Lucien R. Ouellette, M.D., session chair, explained that there is plenty of confusing information about EIA, how to approach it and how to treat it. Ouellette and co-presenter Michael Pleacher, M.D., outlined alternative diagnoses to explain pediatric wheezing that may present while engaged in physical activity, the appropriate tests and proper treatments.
“Unfortunately, its all too common for athletes to be diagnosed with exercise-induced asthma, only to miss the real source of the wheezing,” said Dr. Ouellette. “These patients are frequently treated with an inhaler only to continue experiencing the symptoms. The patient then quits using the medicine since it’s ineffective, and the true diagnosis is left undetected.”
Asthma is certainly a problem for children and receives a considerable amount of attention because of environmental causes such as second-hand smoke and air pollution. According to the American Lung Association, asthma is the most common chronic disorder in children, currently affecting an estimated 6.8 million children under 18 years old, of which 4.1 million suffered from an asthma attack or episode in 2006 according to data from the U.S. Centers for Disease Control and Prevention (CDC).
Because of the increasing prevalence of asthma, it’s easy to explain why EIA is a common diagnosis for children who wheeze (expiratory noise) or have stridor (inspiratory noise). However, many non-asthmatics may present asthmatic symptoms triggered by exercise (exercise-induced bronchospasm).
In a recent study, researchers from the University of Iowa examined 142 pediatric patients referred for exercise-induced dypsnea, 98 of whom had been presumed to have EIA by their primary care physician. Upon further examination, only 11 patients (9 percent) actually had EIA. Seventy-four (63 percent) patients were exercising too hard or were not properly conditioned for their activity level. Other diagnoses included restrictive abnormalities (13 percent), and vocal cord dysfunction (11 percent), among others.

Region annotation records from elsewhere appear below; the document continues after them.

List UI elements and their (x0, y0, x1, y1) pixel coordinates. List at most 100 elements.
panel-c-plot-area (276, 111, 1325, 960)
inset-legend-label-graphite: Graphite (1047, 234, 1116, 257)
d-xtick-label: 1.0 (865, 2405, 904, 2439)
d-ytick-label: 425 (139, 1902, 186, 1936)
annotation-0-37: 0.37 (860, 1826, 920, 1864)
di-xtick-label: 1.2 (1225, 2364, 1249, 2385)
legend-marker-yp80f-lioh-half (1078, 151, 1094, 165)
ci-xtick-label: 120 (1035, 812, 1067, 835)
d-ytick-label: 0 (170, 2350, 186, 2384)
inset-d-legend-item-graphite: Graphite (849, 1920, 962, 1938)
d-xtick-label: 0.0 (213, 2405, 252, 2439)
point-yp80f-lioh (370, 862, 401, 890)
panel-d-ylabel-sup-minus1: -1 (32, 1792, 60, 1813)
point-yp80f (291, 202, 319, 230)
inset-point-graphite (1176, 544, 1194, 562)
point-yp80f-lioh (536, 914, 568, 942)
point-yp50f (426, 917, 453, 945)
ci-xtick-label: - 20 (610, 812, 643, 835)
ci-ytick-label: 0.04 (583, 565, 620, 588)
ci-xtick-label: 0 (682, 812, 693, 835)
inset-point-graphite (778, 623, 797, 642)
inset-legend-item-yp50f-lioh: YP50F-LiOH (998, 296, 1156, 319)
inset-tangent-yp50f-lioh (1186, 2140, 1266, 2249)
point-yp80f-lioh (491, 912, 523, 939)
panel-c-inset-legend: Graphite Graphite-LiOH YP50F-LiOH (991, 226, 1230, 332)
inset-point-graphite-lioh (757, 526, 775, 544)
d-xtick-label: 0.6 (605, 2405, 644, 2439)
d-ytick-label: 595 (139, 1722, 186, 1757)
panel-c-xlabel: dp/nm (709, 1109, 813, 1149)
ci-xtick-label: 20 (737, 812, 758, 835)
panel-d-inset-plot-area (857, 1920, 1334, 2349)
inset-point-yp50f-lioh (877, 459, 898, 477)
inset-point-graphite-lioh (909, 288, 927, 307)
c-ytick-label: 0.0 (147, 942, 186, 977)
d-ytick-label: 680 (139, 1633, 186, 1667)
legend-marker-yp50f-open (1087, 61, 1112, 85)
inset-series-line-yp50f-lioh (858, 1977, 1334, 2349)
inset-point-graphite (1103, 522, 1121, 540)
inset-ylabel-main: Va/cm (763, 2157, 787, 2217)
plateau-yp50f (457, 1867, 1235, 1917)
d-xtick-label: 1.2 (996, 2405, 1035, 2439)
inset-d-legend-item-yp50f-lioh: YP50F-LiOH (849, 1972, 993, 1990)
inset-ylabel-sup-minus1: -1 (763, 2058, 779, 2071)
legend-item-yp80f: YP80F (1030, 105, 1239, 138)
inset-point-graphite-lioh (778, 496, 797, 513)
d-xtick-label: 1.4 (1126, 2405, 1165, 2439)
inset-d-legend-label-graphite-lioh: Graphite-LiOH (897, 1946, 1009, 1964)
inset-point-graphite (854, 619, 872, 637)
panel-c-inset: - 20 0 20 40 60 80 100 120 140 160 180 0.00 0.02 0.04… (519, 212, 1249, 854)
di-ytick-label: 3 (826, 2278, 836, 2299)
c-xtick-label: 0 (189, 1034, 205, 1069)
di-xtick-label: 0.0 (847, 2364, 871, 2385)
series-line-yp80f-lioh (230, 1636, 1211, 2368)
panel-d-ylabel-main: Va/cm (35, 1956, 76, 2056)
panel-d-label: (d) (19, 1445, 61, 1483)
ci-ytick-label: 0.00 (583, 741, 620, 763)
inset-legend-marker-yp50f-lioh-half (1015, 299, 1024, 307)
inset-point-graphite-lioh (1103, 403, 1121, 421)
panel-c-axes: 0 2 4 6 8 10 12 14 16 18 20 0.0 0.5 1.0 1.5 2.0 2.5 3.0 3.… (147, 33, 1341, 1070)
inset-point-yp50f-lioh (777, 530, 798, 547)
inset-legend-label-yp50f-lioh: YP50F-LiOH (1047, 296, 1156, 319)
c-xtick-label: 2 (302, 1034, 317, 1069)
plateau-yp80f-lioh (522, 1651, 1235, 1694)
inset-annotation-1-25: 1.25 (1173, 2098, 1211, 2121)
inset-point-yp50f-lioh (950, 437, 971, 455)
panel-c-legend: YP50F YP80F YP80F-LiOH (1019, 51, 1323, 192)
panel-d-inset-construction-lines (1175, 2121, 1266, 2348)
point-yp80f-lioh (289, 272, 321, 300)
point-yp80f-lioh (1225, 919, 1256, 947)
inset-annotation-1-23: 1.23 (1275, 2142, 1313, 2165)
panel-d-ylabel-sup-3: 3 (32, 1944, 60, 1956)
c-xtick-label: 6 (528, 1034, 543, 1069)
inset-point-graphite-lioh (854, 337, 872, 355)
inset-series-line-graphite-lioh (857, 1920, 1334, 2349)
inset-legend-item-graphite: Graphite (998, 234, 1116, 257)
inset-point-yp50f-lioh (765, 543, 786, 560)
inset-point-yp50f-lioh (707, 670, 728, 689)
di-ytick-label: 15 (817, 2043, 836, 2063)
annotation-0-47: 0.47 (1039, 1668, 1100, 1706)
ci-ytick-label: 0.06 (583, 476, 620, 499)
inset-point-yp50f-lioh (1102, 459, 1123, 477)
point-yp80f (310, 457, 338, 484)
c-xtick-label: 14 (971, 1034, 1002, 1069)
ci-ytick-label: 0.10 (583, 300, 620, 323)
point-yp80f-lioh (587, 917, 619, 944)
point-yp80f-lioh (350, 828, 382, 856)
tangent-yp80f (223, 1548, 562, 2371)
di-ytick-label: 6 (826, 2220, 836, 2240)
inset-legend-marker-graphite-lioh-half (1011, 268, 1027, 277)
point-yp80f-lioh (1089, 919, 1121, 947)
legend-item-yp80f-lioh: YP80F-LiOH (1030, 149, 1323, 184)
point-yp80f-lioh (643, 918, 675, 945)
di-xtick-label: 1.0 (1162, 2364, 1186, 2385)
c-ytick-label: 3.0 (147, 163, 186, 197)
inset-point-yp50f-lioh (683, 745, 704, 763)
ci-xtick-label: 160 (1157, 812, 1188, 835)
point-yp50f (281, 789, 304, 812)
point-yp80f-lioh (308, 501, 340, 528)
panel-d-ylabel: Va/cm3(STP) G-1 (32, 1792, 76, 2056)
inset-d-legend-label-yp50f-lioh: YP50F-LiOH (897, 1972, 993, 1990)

Ouellette and Pleacher detailed eight common non-asthmatic conditions during the session. The conditions (listed in alphabetical order) are:
- Deconditioning – when the patient is not in shape for the engaged physical activity
- Exercise-Induced Anaphylaxis – allergic reaction to exercise
- Foreign Body Aspiration – inhaled items
- Gastroesophageal reflux disease (GERD) – a digestive disorder of the lower esophageal sphincter
- Hyperventilation – excessive breathing
- Psychogenic Cough – a dry, non-productive cough associated with emotional or psychological problems
- Tracheomalacia – collapse of the airway
- Vocal Cord Dysfunction – closing of vocal cords when breathing in
Ouellette explains that replicating the situation and symptoms is important for an accurate diagnosis. “For example, if a patient is a swimmer, you should test them at the pool. If they are a hockey player, you should test them in an ice-rink where the environmental elements are consistent.”
While a pulmonologist, allergist or ear, nose and throat specialist are perfectly qualified to treat these patients, these professionals may miss an important explanation for the symptoms based on athletic performance. A sports medicine specialist is trained to consider how physical activity may be causing the problem and perform some of the testing that may best uncover the solution.
The American College of Sports Medicine is the largest sports medicine and exercise science organization in the world. More than 20,000 international, national, and regional members are dedicated to advancing and integrating scientific research to provide educational and practical applications of exercise science and sports medicine.
The conclusions outlined in this news release are those of the researchers only, and should not be construed as an official statement of the American College of Sports Medicine.